Several Democrats facing competitive elections began distancing themselves Tuesday from embattled New York Rep. Charles Rangel as a potentially damaging hearing on whether he violated House ethics rules drew near.
As Rangel's lawyers tried to negotiate a settlement to avoid a public ethics trial — set to begin Thursday — Democrats attempted to shift focus away from vulnerable lawmakers under pressure from GOP challengers over the Rangel controversy.
"I think everyone would like to have it go away in the sense that this is not a pleasant process," said House Majority Leader Steny Hoyer, D-Md. Hoyer was peppered with questions about Rangel at a news conference designed to detail the party's message for the upcoming recess period in August.
An ethics subcommittee charged Rangel, a Democrat, with unspecified violations July 22 after an 18-month investigation into his fundraising, taxes and financial disclosure statements. The charges will be unveiled at the hearing — the first step in a process unfolding before the midterm elections.
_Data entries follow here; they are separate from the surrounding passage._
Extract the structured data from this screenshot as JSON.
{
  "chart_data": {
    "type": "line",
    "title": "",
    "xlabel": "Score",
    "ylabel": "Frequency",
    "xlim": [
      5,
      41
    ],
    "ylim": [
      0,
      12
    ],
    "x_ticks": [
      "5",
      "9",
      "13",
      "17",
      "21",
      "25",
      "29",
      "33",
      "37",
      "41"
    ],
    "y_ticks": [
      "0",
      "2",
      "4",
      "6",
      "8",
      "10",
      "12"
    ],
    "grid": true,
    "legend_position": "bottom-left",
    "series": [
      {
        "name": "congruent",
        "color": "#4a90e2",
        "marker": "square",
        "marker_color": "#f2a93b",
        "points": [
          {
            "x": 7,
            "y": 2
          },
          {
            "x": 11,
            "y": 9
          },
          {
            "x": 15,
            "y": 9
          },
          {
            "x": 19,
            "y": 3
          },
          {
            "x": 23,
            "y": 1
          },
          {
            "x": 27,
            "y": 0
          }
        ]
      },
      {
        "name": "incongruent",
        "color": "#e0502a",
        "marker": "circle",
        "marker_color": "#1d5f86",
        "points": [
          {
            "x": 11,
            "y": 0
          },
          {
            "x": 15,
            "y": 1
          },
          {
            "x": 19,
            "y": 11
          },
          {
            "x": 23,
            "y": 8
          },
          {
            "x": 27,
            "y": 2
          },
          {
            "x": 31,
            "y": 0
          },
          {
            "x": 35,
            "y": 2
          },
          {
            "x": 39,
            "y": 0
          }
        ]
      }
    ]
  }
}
Rep. Zoe Lofgren, D-Calif., chairwoman of the House ethics committee, denied that lawmakers were working on a plea deal with Rangel to avoid a trial. She told the Associated Press that Rangel's lawyers are negotiating with the committee's non-partisan staff.
If the negotiations result in an agreement, the committee could vote to accept it at the meeting this week.
Democratic leaders, including Hoyer, said the Rangel investigation demonstrates the ethics review process works, but a growing number of Democratic candidates are nevertheless trying to keep the imbroglio from becoming a factor in their races.
Idaho Rep. Walt Minnick became the second House Democrat to call for Rangel to resign, following Rep. Betty Sutton, D-Ohio, who made that request last week. Both are in competitive races this year, according to the non-partisan Cook Political Report.
"I always prefer to let voters decide whether or not someone should keep his or her seat," Minnick said in a statement. "However ... provided the facts are as alleged, I think it's clear that he should resign."
Colorado Rep. Betsy Markey, became the latest lawmaker prepared to dump campaign contributions from Rangel. Spokesman Ben Marter said Markey's campaign will give the equivalent of Rangel's contributions, or $7,000, to charity if the representative is formally charged this week.
Rep. Kathy Dahlkemper, D-Pa., and Rep. Brad Ellsworth, the Democratic Senate nominee in Indiana, are also donating the amounts they received from Rangel.
The scramble to remove any political ties to Rangel comes as the former House Ways and Means Committee chairman faces a televised meeting on the ethics charges.
The last time the ethics panel held such a hearing was in 2002 for James Traficant, an Ohio Democrat later expelled from Congress.
Rangel's controversy is playing in congressional races across the country as Republicans remind voters that House Speaker Nancy Pelosi, D-Calif., orchestrated the Democratic takeover of the House in 2006 in part by promising to "drain the swamp" of ethics violations.
"The fact is, the swamp has not been drained," House Minority Leader John Boehner, R-Ohio, said.
Although some Democrats were sliding away from Rangel, the 80-year-old Washington veteran still retained allies. Former New York City mayor David Dinkins said he told Rangel to stick it out and predicted the GOP wouldn't gain much ground.
"If that's the best they can come up with," said Dinkins, a Democrat, "they may as well pack it in."